飛騨ワイン畑の新設

飛騨ワイン畑の新設 - 木戸脇果樹園

飛騨高山の国府町今地区に、2021年3月から1.2haのワイン用葡萄畑(圃場全体1.4haの内、0.2haは生食ぶどう園)を新設しています。

標高540mと、ワイン用ぶどう畑としては、比較的低地に思われますが、飛騨は山岳地帯のため気温が低く、長野県や山梨県の標高に換算すると、標高650m~800mに相当します。温度推移のグラフが重なる有名なワイナリーとしては、シャトーメルシャンの椀子ワイナリーや、グレイスワインなどがあります。専門的な気候区分でいえば、Region Ⅱ〜Ⅲ(直近5年平均)に相当します。

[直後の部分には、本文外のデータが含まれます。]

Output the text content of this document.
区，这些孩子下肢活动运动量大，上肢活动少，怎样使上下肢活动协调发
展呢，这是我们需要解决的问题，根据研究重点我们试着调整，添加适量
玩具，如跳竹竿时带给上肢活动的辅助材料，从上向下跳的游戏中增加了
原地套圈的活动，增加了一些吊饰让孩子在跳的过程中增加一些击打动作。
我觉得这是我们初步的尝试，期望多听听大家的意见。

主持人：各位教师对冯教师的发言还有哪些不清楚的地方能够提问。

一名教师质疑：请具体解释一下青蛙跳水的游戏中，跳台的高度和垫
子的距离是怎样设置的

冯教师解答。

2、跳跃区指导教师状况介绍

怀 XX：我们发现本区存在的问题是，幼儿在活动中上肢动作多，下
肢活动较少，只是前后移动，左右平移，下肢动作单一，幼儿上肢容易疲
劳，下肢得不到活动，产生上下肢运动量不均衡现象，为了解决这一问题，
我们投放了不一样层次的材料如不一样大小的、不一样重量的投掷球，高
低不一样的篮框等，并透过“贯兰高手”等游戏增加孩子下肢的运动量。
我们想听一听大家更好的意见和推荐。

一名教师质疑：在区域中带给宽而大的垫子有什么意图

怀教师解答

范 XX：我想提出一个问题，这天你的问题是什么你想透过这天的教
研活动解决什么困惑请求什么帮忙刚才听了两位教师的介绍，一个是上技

今地区のある荒城の谷は、近くを流れる荒城川が山を削って作られた土地で、東西に谷が伸びており、飛騨で最も日照時間が長いことで知られています。

今回、開設する葡萄畑は、日照量が最も多いエリアのうち、元々の地形が川の中洲だったところです。このため、砂地で水捌けがよく、平成2年の土地改良で田んぼにはしたものの、長い間、水が貯まらず、トラクターの爪がすぐに摩耗する、田んぼとしては、大変苦労した場所です。

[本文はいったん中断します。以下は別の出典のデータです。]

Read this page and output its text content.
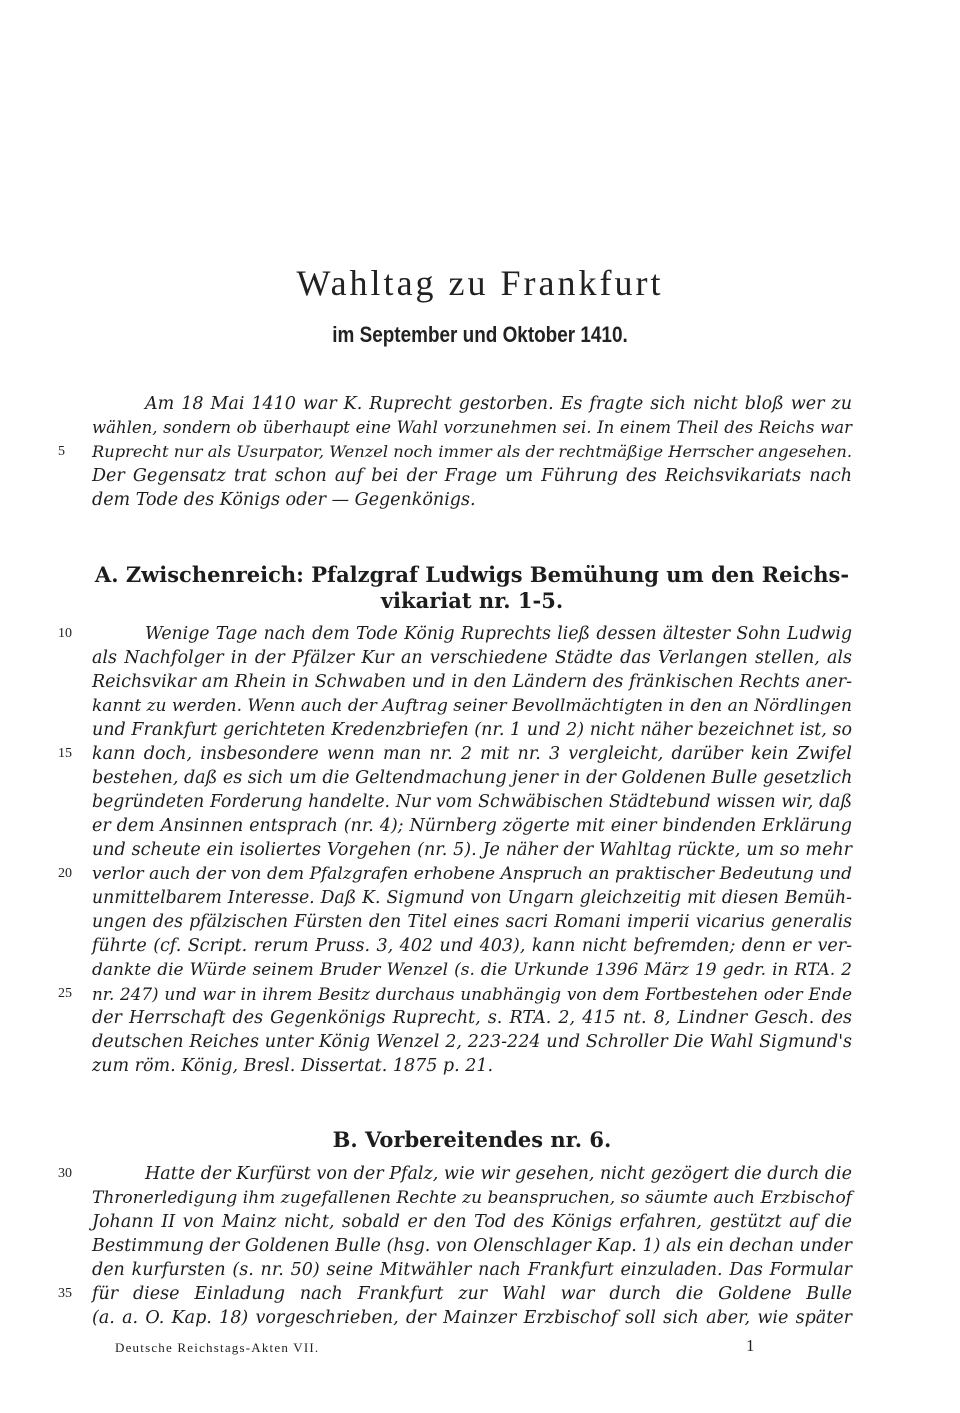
Wahltag zu Frankfurt
im September und Oktober 1410.
Am 18 Mai 1410 war K. Ruprecht gestorben. Es fragte sich nicht bloß wer zu
wählen, sondern ob überhaupt eine Wahl vorzunehmen sei. In einem Theil des Reichs war
5	Ruprecht nur als Usurpator, Wenzel noch immer als der rechtmäßige Herrscher angesehen.
Der Gegensatz trat schon auf bei der Frage um Führung des Reichsvikariats nach
dem Tode des Königs oder — Gegenkönigs.
A. Zwischenreich: Pfalzgraf Ludwigs Bemühung um den Reichs-
vikariat nr. 1-5.
10	Wenige Tage nach dem Tode König Ruprechts ließ dessen ältester Sohn Ludwig
als Nachfolger in der Pfälzer Kur an verschiedene Städte das Verlangen stellen, als
Reichsvikar am Rhein in Schwaben und in den Ländern des fränkischen Rechts aner-
kannt zu werden. Wenn auch der Auftrag seiner Bevollmächtigten in den an Nördlingen
und Frankfurt gerichteten Kredenzbriefen (nr. 1 und 2) nicht näher bezeichnet ist, so
15	kann doch, insbesondere wenn man nr. 2 mit nr. 3 vergleicht, darüber kein Zwifel
bestehen, daß es sich um die Geltendmachung jener in der Goldenen Bulle gesetzlich
begründeten Forderung handelte. Nur vom Schwäbischen Städtebund wissen wir, daß
er dem Ansinnen entsprach (nr. 4); Nürnberg zögerte mit einer bindenden Erklärung
und scheute ein isoliertes Vorgehen (nr. 5). Je näher der Wahltag rückte, um so mehr
20	verlor auch der von dem Pfalzgrafen erhobene Anspruch an praktischer Bedeutung und
unmittelbarem Interesse. Daß K. Sigmund von Ungarn gleichzeitig mit diesen Bemüh-
ungen des pfälzischen Fürsten den Titel eines sacri Romani imperii vicarius generalis
führte (cf. Script. rerum Pruss. 3, 402 und 403), kann nicht befremden; denn er ver-
dankte die Würde seinem Bruder Wenzel (s. die Urkunde 1396 März 19 gedr. in RTA. 2
25	nr. 247) und war in ihrem Besitz durchaus unabhängig von dem Fortbestehen oder Ende
der Herrschaft des Gegenkönigs Ruprecht, s. RTA. 2, 415 nt. 8, Lindner Gesch. des
deutschen Reiches unter König Wenzel 2, 223-224 und Schroller Die Wahl Sigmund's
zum röm. König, Bresl. Dissertat. 1875 p. 21.
B. Vorbereitendes nr. 6.
30	Hatte der Kurfürst von der Pfalz, wie wir gesehen, nicht gezögert die durch die
Thronerledigung ihm zugefallenen Rechte zu beanspruchen, so säumte auch Erzbischof
Johann II von Mainz nicht, sobald er den Tod des Königs erfahren, gestützt auf die
Bestimmung der Goldenen Bulle (hsg. von Olenschlager Kap. 1) als ein dechan under
den kurfursten (s. nr. 50) seine Mitwähler nach Frankfurt einzuladen. Das Formular
35	für diese Einladung nach Frankfurt zur Wahl war durch die Goldene Bulle
(a. a. O. Kap. 18) vorgeschrieben, der Mainzer Erzbischof soll sich aber, wie später
Deutsche Reichstags-Akten VII.	1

この土地を集約し、3月からバックホー(ショベルカー)で、地下1m以上まで掘り返し、水を貯めるために作られた田んぼの敷(しき、耕盤層、硬い層)を壊すことで、畑に作り替えました。実際、掘り返してみると、砂地の部分が多く、梅雨の時期にも、掘削の甘かった1箇所を除いて、水が溜まることはありませんでした。

写真は、7月終わりに撮影したもので、全面に草が生え揃い、支柱も8割方打ち込み終わった様子です。

秋から、またバックホーを入れて、周囲の畔(あぜ)を取り去ったり、道路との段差部分を埋めるなど、最終調整に入ります。

まだまだ先は長いですが、今年中に仮植している苗木を本植えし、ヴィンヤード(葡萄畑)の形を作っていきます。

ネーミングは決まっていませんが、国府町今 字神ノ木から、神の木ヴィンヤードというのはどうかと考えています。